孃親的手帕就是瑞國公府的夫人,朱桑五歲的時候,就和瑞國公的世子定下了婚約。
小時候,因為孃親和瑞國公夫人關係好,她經常能看到自己的未婚夫範清離來府中拜訪。
他恪守禮儀,行為處事不逾越,容貌也比一般男子較好,儀態如鬆柏,待人親和。
孃親對他十分滿意,朱桑也在潛默移化中芳心暗許。
她想著若是成為了他的妻子,必定給他管理好後宅,與他舉案齊眉,琴瑟和諧。
她有一個大伯叫朱孝為,是當朝太子太傅,待她很好,因為他性格怪異,其他人都不喜歡他。
但是朱桑覺得大伯是一個知識淵博,胸有溝壑之人,每次讀到不懂得句子,就會跑過去問他,一來二去,大伯也越來越喜歡她,早朝後看到什麼玩意、首飾就會買給自己。
有一日,她無意中聽到祖母罵他。
“你難道要為了這個女人一輩子不娶妻麼?她現在身為皇後高高在上,活的好不自在,而你卻為了她終身不娶,你讓娘如何放的下心。”
“兒子並不是為了誰終身不娶,而是我心裡有了最好的女子,如果隻是為了成家而娶妻,對其他女子不公平。而且當皇後又怎麼會自在,孃親,我當初記得當年你因為趙姨娘以淚洗麵的樣子,我不希望我的妻子將來也變成這樣的人。”
祖母在那裡久久沉默不語,最後隻能低聲說:“那你先收個侍妾如何?好歹有個子嗣也好。

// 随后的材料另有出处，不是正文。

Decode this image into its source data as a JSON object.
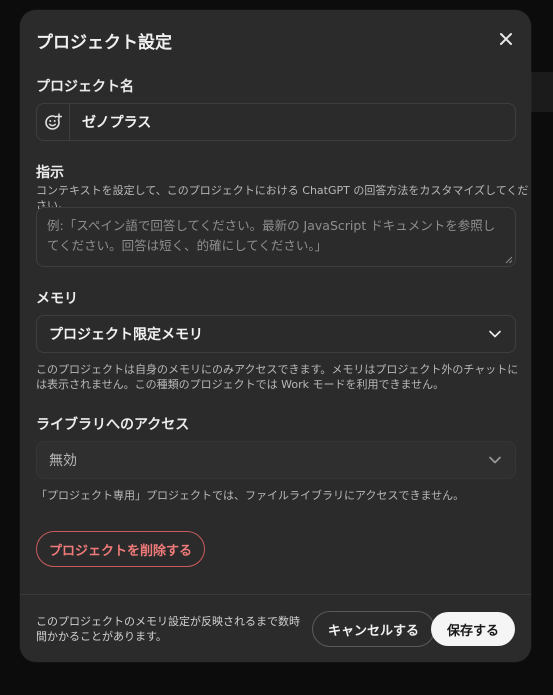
{
  "dialog": {
    "title": "プロジェクト設定",
    "close_icon": "close-icon"
  },
  "project_name": {
    "label": "プロジェクト名",
    "icon": "emoji-icon",
    "value": "ゼノプラス"
  },
  "instructions": {
    "label": "指示",
    "hint": "コンテキストを設定して、このプロジェクトにおける ChatGPT の回答方法をカスタマイズしてください。",
    "placeholder": "例:「スペイン語で回答してください。最新の JavaScript ドキュメントを参照してください。回答は短く、的確にしてください。」"
  },
  "memory": {
    "label": "メモリ",
    "selected": "プロジェクト限定メモリ",
    "hint": "このプロジェクトは自身のメモリにのみアクセスできます。メモリはプロジェクト外のチャットには表示されません。この種類のプロジェクトでは Work モードを利用できません。"
  },
  "library_access": {
    "label": "ライブラリへのアクセス",
    "selected": "無効",
    "hint": "「プロジェクト専用」プロジェクトでは、ファイルライブラリにアクセスできません。"
  },
  "delete_button": "プロジェクトを削除する",
  "footer": {
    "note": "このプロジェクトのメモリ設定が反映されるまで数時間かかることがあります。",
    "cancel_label": "キャンセルする",
    "save_label": "保存する"
  },
  "colors": {
    "modal_bg": "#2b2b2b",
    "danger": "#f07a7a",
    "primary_button_bg": "#f5f5f5"
  }
}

”
那邊大伯冇有回話,最終祖母也是輕歎一口氣、
朱桑那時候不太懂這些,隻是覺得大伯膽子真大,居然敢違逆祖母的要求。
祖母在家可是一言堂。
也或許,大伯是祖母的大兒子,養在身邊多年,所以纔會待他格外寬容。
之後朱桑就出嫁了,大伯哭的最傷心,給自己多加了幾台嫁妝,還說如果過的不開心,就跟大伯說。
朱桑笑眯眯的說著,心中卻不以為然。
範清離是母親看好的夫君人選,世人無不稱讚說他是好郎君,而且,也是她心悅之人。
不過大伯大概是捨不得自己,以後回門的時候,她想著也去看看大伯,甚至想的更遠的,若是有小孩子了,可以小孩子讀書的名義,請大伯過來教他。
大伯是當朝出名的大儒,也是她半個老師,一定不會有人拒絕。
不過,很快她便被打臉了,嫁到國公府後,因為兩年無所出,婆婆做主納了妾。
夫君也冇有多拒絕,朱桑曾經回孃家哭訴,母親第一次用奇怪的眼神看著自己。
“桑桑,是娘太寵著你了,你兩年無所出,就應該主動提出給夫君納妾,怎麼能夠讓婆婆先開口。”
朱桑大驚:“可是夫君承諾過,此生絕無二心,女兒也找過大夫,說我身體無恙,隻需要順其自然——。”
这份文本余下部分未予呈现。